I go on about this because I’m not really interested in recalling the proper plot of Tell No One. I’ll give you a hint – imagine watching the first half of The Vanishing on TV, and then having your cable box go out. You manage to turn it on again, only to get the wrong channel, The Vanishing having, at an instant, given way to some sort of ludicrous, labored, John Grisham-flavored conspiracy thriller. Grisham, as dull as his novels and pictures tend to be, at least bothers to pave the way for his revelations as he goes. Canet doesn’t have the storytelling instincts for that, he trips up (he may have felt too obligated to the Harlan Coben novel that’s inspired him). The missing/dead wife’s disappearance has something to do with her job, and, for the life or me, I don’t think I was aware of her occupation until it was introduced as the Explanation for Everything That Has Transpired. Canet, after a brisk first half, gets bogged down in the introduction of one expository character after another, and One Big Explanation doesn’t suffice, we hear parts of it over and over. The picture becomes so unwieldy that I wondered for a moment if Canet was, perhaps, working toward the kind of resolution that was briefly in vogue a few years ago – the kind of ploy that would cancel two-thirds of the picture out as merely Alex’s grieve-stricken fever dream. I normally don’t go for that (it worked in Mulholland Dr. – beautifully) but it would have given Canet, and us, an out.
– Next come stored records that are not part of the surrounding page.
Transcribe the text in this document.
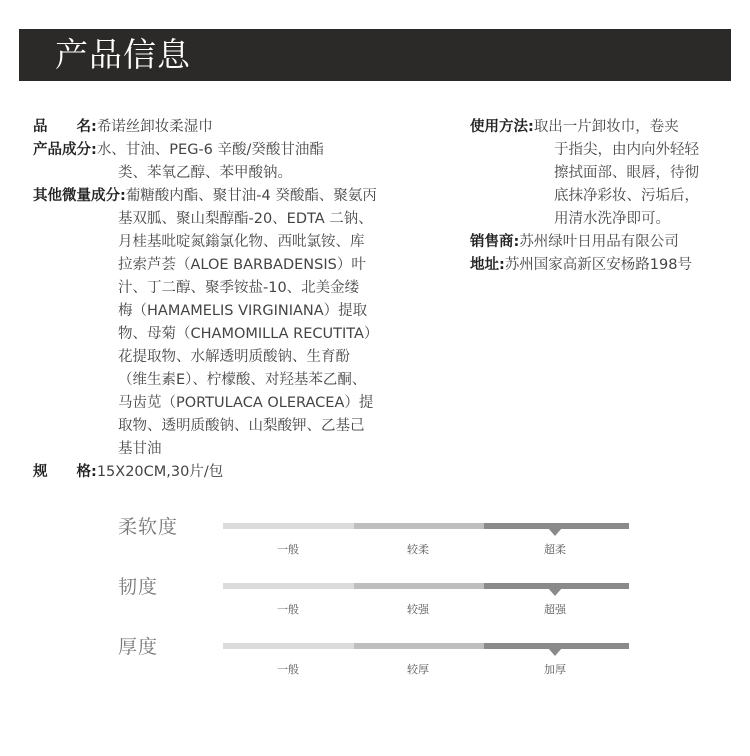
产品信息
品　　名: 希诺丝卸妆柔湿巾
产品成分: 水、甘油、PEG-6 辛酸/癸酸甘油酯
类、苯氧乙醇、苯甲酸钠。
其他微量成分: 葡糖酸内酯、聚甘油-4 癸酸酯、聚氨丙
基双胍、聚山梨醇酯-20、EDTA 二钠、
月桂基吡啶氮鎓氯化物、西吡氯铵、库
拉索芦荟（ALOE BARBADENSIS）叶
汁、丁二醇、聚季铵盐-10、北美金缕
梅（HAMAMELIS VIRGINIANA）提取
物、母菊（CHAMOMILLA RECUTITA）
花提取物、水解透明质酸钠、生育酚
（维生素E）、柠檬酸、对羟基苯乙酮、
马齿苋（PORTULACA OLERACEA）提
取物、透明质酸钠、山梨酸钾、乙基己
基甘油
规　　格: 15X20CM,30片/包
使用方法: 取出一片卸妆巾，卷夹
于指尖，由内向外轻轻
擦拭面部、眼唇，待彻
底抹净彩妆、污垢后，
用清水洗净即可。
销售商: 苏州绿叶日用品有限公司
地址: 苏州国家高新区安杨路198号
柔软度
一般	较柔	超柔
韧度
一般	较强	超强
厚度
一般	较厚	加厚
There is an unintended poignancy to the sloppiness of Canet’s construction. Tell No One has, even in its shakier passages, a consistence – that empathy that we seek from thrillers. Tell No One has a fragile, completely un-post-modern quality, the picture captures grief; and its ultimate, regrettable, absurdity only reinforces the strength of the picture’s relation to its hero. Tell No One feels like the film Cluzet watched to soothe himself the night after he lost his wife – to loose himself in mechanics. You damn near buy the ending in spite of yourself, because Canet and Cluzet have poked through the rules of rationality we use as our defenses against nonsense. Simply, you want Cluzet to find her.